Accacha argues that teaching people how to eat still offers the best shot at beating obesity before it starts. But that education has to begin earlier. “We don’t wait until we are adults to learn mathematics. You start young. And if that is ingrained in your brain and you learn how to eat healthy and you learn that you have to exercise, it becomes part of your life, so then it’s less effort as an adult to have to deal with this problem.”
“And it might not be enough,” she adds. “I don’t know. I don’t pretend to have all the answers.”
That’s because there is no single answer. Both the medical model and the food-as-medicine alternative isolate one aspect of the problem of childhood obesity and call it the root of the disease. But in reality roots form in networks: genetics, eating habits, the quality of the food system, bad information, poverty, ignorance, unrealistic goals, and good old-fashioned despair.

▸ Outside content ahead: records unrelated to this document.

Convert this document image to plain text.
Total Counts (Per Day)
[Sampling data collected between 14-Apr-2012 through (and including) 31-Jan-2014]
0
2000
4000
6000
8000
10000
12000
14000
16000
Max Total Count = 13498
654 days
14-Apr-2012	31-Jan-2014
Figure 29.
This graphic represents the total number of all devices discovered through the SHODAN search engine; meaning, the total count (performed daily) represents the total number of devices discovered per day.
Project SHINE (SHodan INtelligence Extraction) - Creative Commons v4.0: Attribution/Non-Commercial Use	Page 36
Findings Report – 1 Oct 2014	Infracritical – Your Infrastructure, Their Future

As Marcy sees it, the deck is stacked against her. According to the “nature” crowd, she was destined to be fat and so weight loss drugs should be her greatest hope. According to the “nurture” camp, the responsibility for every pound of her weight, and eventually that of her children, now lies squarely on her.
“I’m not healed enough to train up a little person on how to eat and how to fuel their body and how to feel healthy and whole in it,” she says. “I’m child-free by choice.”
Techno-optimism, when it fails, devolves into pessimism. Quests for impossible ideals like that of perfect health have a way of being abandoned. This is all the worse for those who come after us, who deserve that their lot be not perfect, just better.